There were limitations to this study. There is sample bias related to willingness to undergo biomarker testing and to enroll in a drug trial. Additionally, cognitive testing and clinical assessments during the screening process further narrowed the selection of participants from the target population (1). Beyond these identified biases, there are also unknown factors from selection bias that may have influenced our findings. We did not report differences in subjective cognitive concerns between amyloid groups or adjust our analyses for subjective cognitive concerns given that approximately 80% of the participants in our sample were missing the Cognitive Function Instrument data.

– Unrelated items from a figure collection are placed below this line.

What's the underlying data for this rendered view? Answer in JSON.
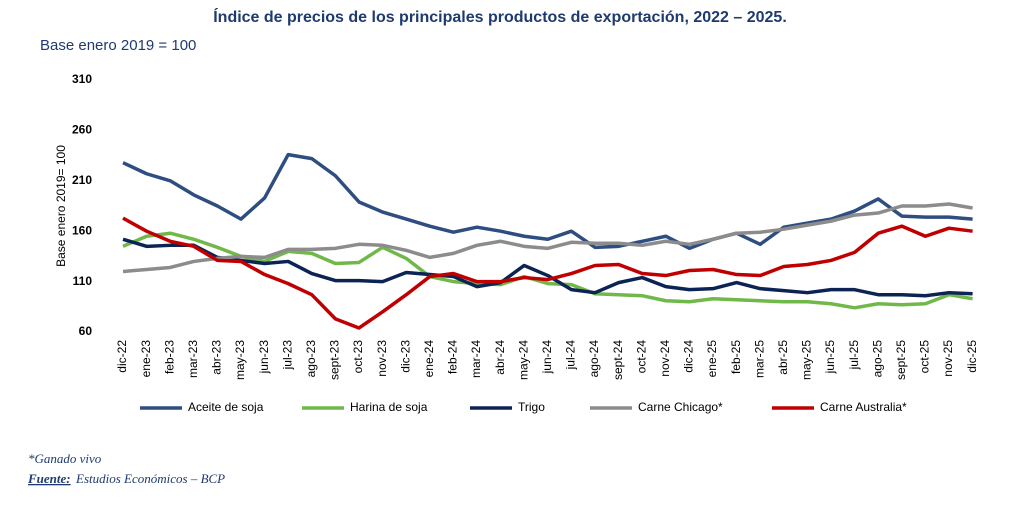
{
  "chart_data": {
    "type": "line",
    "title": "Índice de precios de los principales productos de exportación, 2022 – 2025.",
    "subtitle": "Base enero 2019 = 100",
    "y_label": "Base enero 2019= 100",
    "categories": [
      "dic-22",
      "ene-23",
      "feb-23",
      "mar-23",
      "abr-23",
      "may-23",
      "jun-23",
      "jul-23",
      "ago-23",
      "sept-23",
      "oct-23",
      "nov-23",
      "dic-23",
      "ene-24",
      "feb-24",
      "mar-24",
      "abr-24",
      "may-24",
      "jun-24",
      "jul-24",
      "ago-24",
      "sept-24",
      "oct-24",
      "nov-24",
      "dic-24",
      "ene-25",
      "feb-25",
      "mar-25",
      "abr-25",
      "may-25",
      "jun-25",
      "jul-25",
      "ago-25",
      "sept-25",
      "oct-25",
      "nov-25",
      "dic-25"
    ],
    "series": [
      {
        "name": "Aceite de soja",
        "color": "#2e4d80",
        "values": [
          228,
          217,
          210,
          196,
          185,
          172,
          193,
          236,
          232,
          215,
          189,
          179,
          172,
          165,
          159,
          164,
          160,
          155,
          152,
          160,
          144,
          145,
          150,
          155,
          143,
          152,
          158,
          147,
          164,
          168,
          172,
          180,
          192,
          175,
          174,
          174,
          172
        ]
      },
      {
        "name": "Harina de soja",
        "color": "#70b84a",
        "values": [
          145,
          155,
          158,
          152,
          144,
          135,
          130,
          140,
          138,
          128,
          129,
          144,
          133,
          115,
          110,
          108,
          107,
          115,
          108,
          107,
          98,
          97,
          96,
          91,
          90,
          93,
          92,
          91,
          90,
          90,
          88,
          84,
          88,
          87,
          88,
          97,
          93
        ]
      },
      {
        "name": "Trigo",
        "color": "#0b2454",
        "values": [
          152,
          145,
          146,
          146,
          134,
          131,
          128,
          130,
          118,
          111,
          111,
          110,
          119,
          117,
          115,
          105,
          109,
          126,
          116,
          102,
          99,
          109,
          114,
          105,
          102,
          103,
          109,
          103,
          101,
          99,
          102,
          102,
          97,
          97,
          96,
          99,
          98
        ]
      },
      {
        "name": "Carne Chicago*",
        "color": "#8c8c8c",
        "values": [
          120,
          122,
          124,
          130,
          133,
          135,
          134,
          142,
          142,
          143,
          147,
          146,
          141,
          134,
          138,
          146,
          150,
          145,
          143,
          149,
          148,
          148,
          146,
          150,
          147,
          152,
          158,
          159,
          162,
          166,
          170,
          176,
          178,
          185,
          185,
          187,
          183
        ]
      },
      {
        "name": "Carne Australia*",
        "color": "#c00000",
        "values": [
          173,
          160,
          150,
          145,
          131,
          130,
          117,
          108,
          97,
          73,
          64,
          80,
          97,
          115,
          118,
          110,
          110,
          114,
          112,
          118,
          126,
          127,
          118,
          116,
          121,
          122,
          117,
          116,
          125,
          127,
          131,
          139,
          158,
          165,
          155,
          163,
          160
        ]
      }
    ],
    "ylim": [
      60,
      310
    ],
    "yticks": [
      60,
      110,
      160,
      210,
      260,
      310
    ],
    "grid": false
  },
  "footnote": "*Ganado vivo",
  "source_label": "Fuente:",
  "source": "Estudios Económicos – BCP"
}
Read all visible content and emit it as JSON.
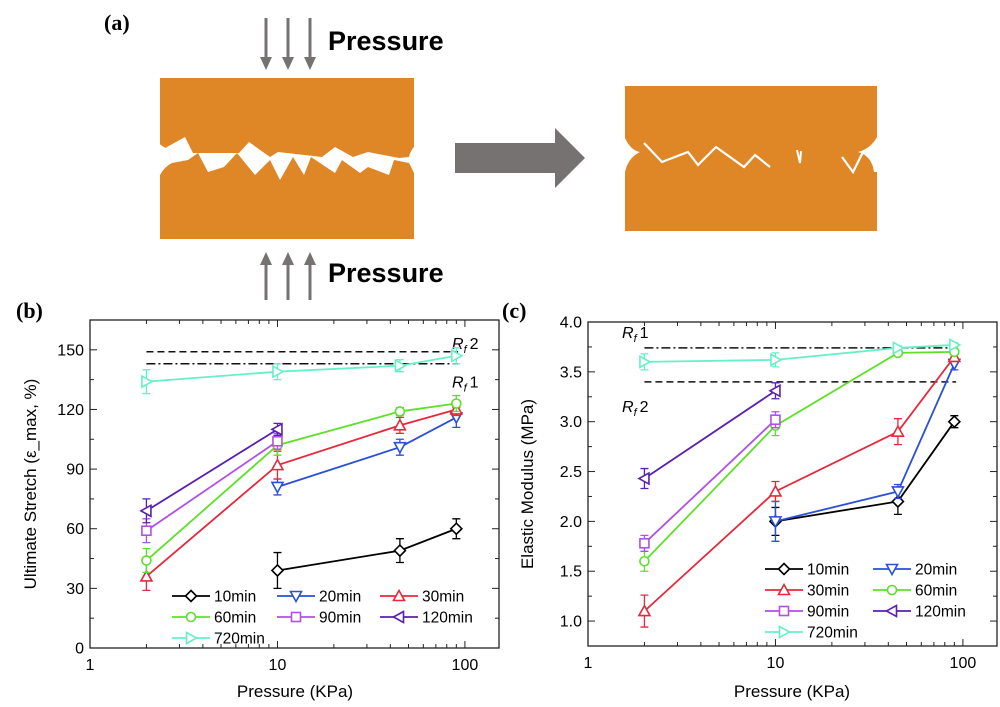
{
  "panel_a": {
    "label": "(a)",
    "pressure_top": "Pressure",
    "pressure_bottom": "Pressure",
    "colors": {
      "block": "#df8726",
      "arrow": "#777272"
    }
  },
  "chart_data": [
    {
      "type": "line",
      "panel_label": "(b)",
      "xlabel": "Pressure (KPa)",
      "ylabel": "Ultimate Stretch  (ε_max, %)",
      "xscale": "log",
      "xlim": [
        1,
        152
      ],
      "ylim": [
        0,
        165
      ],
      "xticks": [
        1,
        10,
        100
      ],
      "xtick_labels": [
        "1",
        "10",
        "100"
      ],
      "yticks": [
        0,
        30,
        60,
        90,
        120,
        150
      ],
      "ytick_labels": [
        "0",
        "30",
        "60",
        "90",
        "120",
        "150"
      ],
      "legend_position": "bottom",
      "reference_lines": [
        {
          "name": "Rf2",
          "label_main": "R",
          "label_sub": "f",
          "label_num": "2",
          "value": 149,
          "style": "dashed"
        },
        {
          "name": "Rf1",
          "label_main": "R",
          "label_sub": "f",
          "label_num": "1",
          "value": 143,
          "style": "dashdot"
        }
      ],
      "series": [
        {
          "name": "10min",
          "color": "#000000",
          "marker": "diamond",
          "x": [
            10,
            45,
            90
          ],
          "y": [
            39,
            49,
            60
          ],
          "err": [
            9,
            6,
            5
          ]
        },
        {
          "name": "20min",
          "color": "#2a4fd8",
          "marker": "triangle-down",
          "x": [
            10,
            45,
            90
          ],
          "y": [
            81,
            101,
            116
          ],
          "err": [
            4,
            4,
            5
          ]
        },
        {
          "name": "30min",
          "color": "#e8283a",
          "marker": "triangle-up",
          "x": [
            2,
            10,
            45,
            90
          ],
          "y": [
            36,
            92,
            112,
            120
          ],
          "err": [
            7,
            7,
            4,
            3
          ]
        },
        {
          "name": "60min",
          "color": "#5ee02a",
          "marker": "circle",
          "x": [
            2,
            10,
            45,
            90
          ],
          "y": [
            44,
            102,
            119,
            123
          ],
          "err": [
            6,
            5,
            2,
            4
          ]
        },
        {
          "name": "90min",
          "color": "#b050e8",
          "marker": "square",
          "x": [
            2,
            10
          ],
          "y": [
            59,
            104
          ],
          "err": [
            6,
            4
          ]
        },
        {
          "name": "120min",
          "color": "#5a20b0",
          "marker": "triangle-left",
          "x": [
            2,
            10
          ],
          "y": [
            69,
            110
          ],
          "err": [
            6,
            3
          ]
        },
        {
          "name": "720min",
          "color": "#66f0c8",
          "marker": "triangle-right",
          "x": [
            2,
            10,
            45,
            90
          ],
          "y": [
            134,
            139,
            142,
            147
          ],
          "err": [
            6,
            4,
            3,
            4
          ]
        }
      ]
    },
    {
      "type": "line",
      "panel_label": "(c)",
      "xlabel": "Pressure (KPa)",
      "ylabel": "Elastic Modulus (MPa)",
      "xscale": "log",
      "xlim": [
        1,
        152
      ],
      "ylim": [
        0.75,
        4.0
      ],
      "xticks": [
        1,
        10,
        100
      ],
      "xtick_labels": [
        "1",
        "10",
        "100"
      ],
      "yticks": [
        1.0,
        1.5,
        2.0,
        2.5,
        3.0,
        3.5,
        4.0
      ],
      "ytick_labels": [
        "1.0",
        "1.5",
        "2.0",
        "2.5",
        "3.0",
        "3.5",
        "4.0"
      ],
      "legend_position": "bottom-right",
      "reference_lines": [
        {
          "name": "Rf1",
          "label_main": "R",
          "label_sub": "f",
          "label_num": "1",
          "value": 3.74,
          "style": "dashdot"
        },
        {
          "name": "Rf2",
          "label_main": "R",
          "label_sub": "f",
          "label_num": "2",
          "value": 3.4,
          "style": "dashed"
        }
      ],
      "series": [
        {
          "name": "10min",
          "color": "#000000",
          "marker": "diamond",
          "x": [
            10,
            45,
            90
          ],
          "y": [
            2.0,
            2.2,
            3.0
          ],
          "err": [
            0.14,
            0.13,
            0.06
          ]
        },
        {
          "name": "20min",
          "color": "#2a4fd8",
          "marker": "triangle-down",
          "x": [
            10,
            45,
            90
          ],
          "y": [
            2.0,
            2.3,
            3.58
          ],
          "err": [
            0.2,
            0.07,
            0.06
          ]
        },
        {
          "name": "30min",
          "color": "#e8283a",
          "marker": "triangle-up",
          "x": [
            2,
            10,
            45,
            90
          ],
          "y": [
            1.1,
            2.3,
            2.9,
            3.65
          ],
          "err": [
            0.16,
            0.1,
            0.13,
            0.04
          ]
        },
        {
          "name": "60min",
          "color": "#5ee02a",
          "marker": "circle",
          "x": [
            2,
            10,
            45,
            90
          ],
          "y": [
            1.6,
            2.96,
            3.69,
            3.7
          ],
          "err": [
            0.1,
            0.1,
            0.02,
            0.02
          ]
        },
        {
          "name": "90min",
          "color": "#b050e8",
          "marker": "square",
          "x": [
            2,
            10
          ],
          "y": [
            1.78,
            3.02
          ],
          "err": [
            0.08,
            0.08
          ]
        },
        {
          "name": "120min",
          "color": "#5a20b0",
          "marker": "triangle-left",
          "x": [
            2,
            10
          ],
          "y": [
            2.43,
            3.31
          ],
          "err": [
            0.1,
            0.08
          ]
        },
        {
          "name": "720min",
          "color": "#66f0c8",
          "marker": "triangle-right",
          "x": [
            2,
            10,
            45,
            90
          ],
          "y": [
            3.6,
            3.62,
            3.74,
            3.77
          ],
          "err": [
            0.08,
            0.07,
            0.02,
            0.02
          ]
        }
      ]
    }
  ]
}
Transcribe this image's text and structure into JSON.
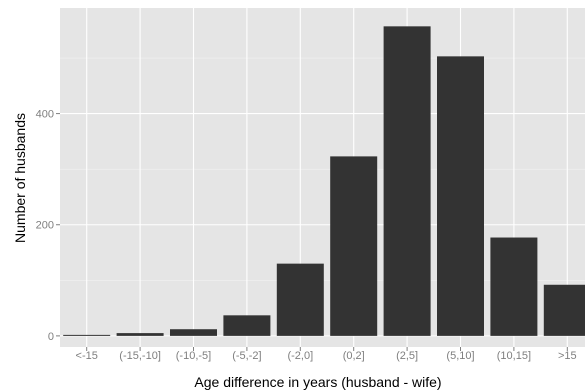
{
  "chart_data": {
    "type": "bar",
    "title": "",
    "xlabel": "Age difference in years (husband - wife)",
    "ylabel": "Number of husbands",
    "categories": [
      "<-15",
      "(-15,-10]",
      "(-10,-5]",
      "(-5,-2]",
      "(-2,0]",
      "(0,2]",
      "(2,5]",
      "(5,10]",
      "(10,15]",
      ">15"
    ],
    "values": [
      1,
      5,
      12,
      37,
      130,
      323,
      557,
      503,
      177,
      92
    ],
    "ylim": [
      -20,
      590
    ],
    "yticks": [
      0,
      200,
      400
    ],
    "grid": true,
    "colors": {
      "panel": "#e5e5e5",
      "bar": "#333333",
      "gridline": "#ffffff"
    }
  }
}
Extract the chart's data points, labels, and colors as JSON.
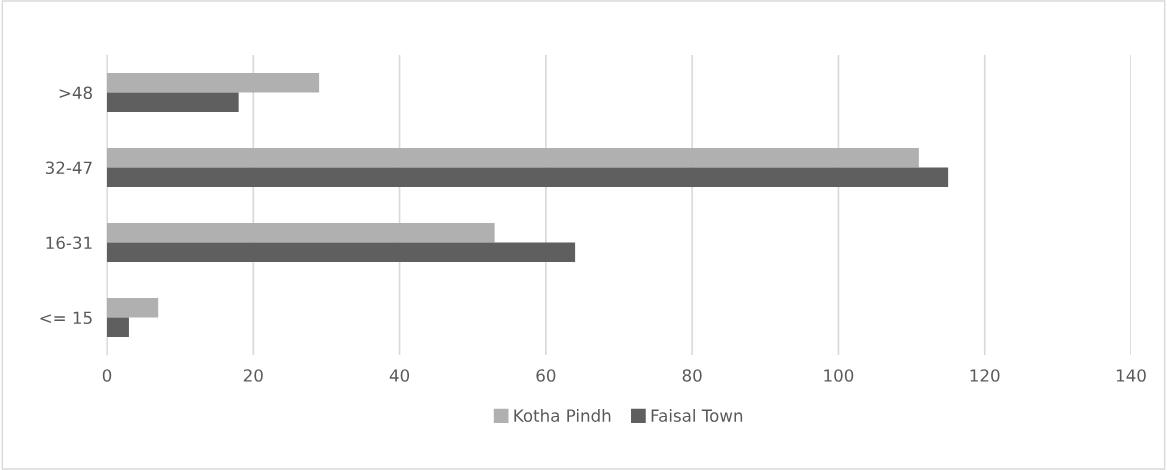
{
  "chart_data": {
    "type": "bar",
    "orientation": "horizontal",
    "categories": [
      ">48",
      "32-47",
      "16-31",
      "<= 15"
    ],
    "series": [
      {
        "name": "Kotha Pindh",
        "color": "#b0b0b0",
        "values": [
          29,
          111,
          53,
          7
        ]
      },
      {
        "name": "Faisal Town",
        "color": "#5f5f5f",
        "values": [
          18,
          115,
          64,
          3
        ]
      }
    ],
    "xlim": [
      0,
      140
    ],
    "xticks": [
      0,
      20,
      40,
      60,
      80,
      100,
      120,
      140
    ],
    "grid": "x",
    "legend": "bottom"
  }
}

While we based the thematic VPAI categories on a previously published paper (8), we cannot rule out that different assignment of the VPAI items could have produced different results. Furthermore, we cannot be certain that they align with every participant’s use of the scale. For example, some participants may have endorsed joining the preclinical AD trial out of a desire to gain access to a perceived promising therapy rather than to contribute to science (item #4). Interpreting change scores also presents challenges as there is no gold standard approach to utilize the VPAI scale data. As a result, we considered the assessments of change as exploratory, aimed at generating hypotheses. As our analyses of change in VPAI were exploratory, we did not adjust the models for multiple comparisons. Additional studies are needed to elucidate the factors that contributed to the variations in some of the item-level change scores between the two amyloid groups. The EARLY trial also enrolled a relatively low proportion of non-White and Hispanic participants, which prevented specific subgroup comparisons. Future studies should examine potential differences among subpopulations as well as potential regional differences in motivation to undergo amyloid imaging in preclinical AD trials (38). Finally, we are unable to assess whether and how participants could have changed their approach to completing the follow-up VPAI scale. The scale asks about reasons to undergo the biomarker test. After biomarker testing and learning their result participants may have reinterpreted the VPAI questions based on their new context (i.e., the impact of the test result) or they may have reassessed their motivations to undergo testing at baseline.

Conclusion

Consistent with previous findings, we observed that altruism was a key motivating factor for participants enrolled in the EARLY trial. Before biomarker testing and disclosure, participants in the elevated amyloid group showed higher endorsement of the VPAI items than the participants in the not elevated amyloid group. Future trials may want to adjust recruitment strategies to emphasize motivations endorsed by participants in the elevated amyloid group.